The Bacterial Isolate Genome Sequence Database (BIGSdb) is a scalable, web-accessible database system designed to store and analyse linked phenotypic and genotypic information in a computationally efficient manner. Sequence data can range from single sequence reads to multiple contigs generated by whole genome sequencing technologies. The system incorporates the capacity to define and identify any number of loci and genetic variants at those loci within the stored nucleotide sequences. These loci can be further organised into schemes for isolate characterisation or for evolutionary or functional analyses.
See Jolley and Maiden 2010, BMC Bioinformatics 11:595 (http://www.biomedcentral.com/1471-2105/11/595).

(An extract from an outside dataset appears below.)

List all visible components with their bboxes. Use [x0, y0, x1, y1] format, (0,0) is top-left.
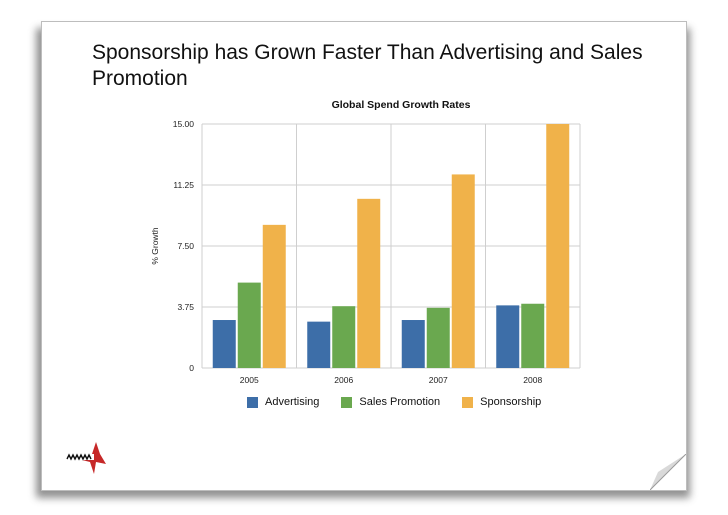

You can report bugs or make enhancement requests using the issues tracker at https://github.com/kjolley/BIGSdb. The source code is also mirrored there.
The BIGSdb tool is a wonderful platform for collaborative microbial population biology and genomic epidemiology projects. It extends the concepts that made the success of MLST to the genome-wide scale. Key to its design is the separation of genotypic and isolates databases, which enables at the same time the sharing of common nomenclatures across public health agencies or research laboratories, while allowing confidentiality of isolates metadata. Our experience of the software is excellent. It is highly reliable (no bug detected so far after more than one year of usage), user friendly (despite a serious learning curve), evolves fast to extended functionality, and the support is very fast and helpful. Microbiologists with no knowledge in bioinformatics can easily use it to extract relevant information from their own microbial isolates genomes. To my knowledge there is no open-source, freely distributed equivalent software so far.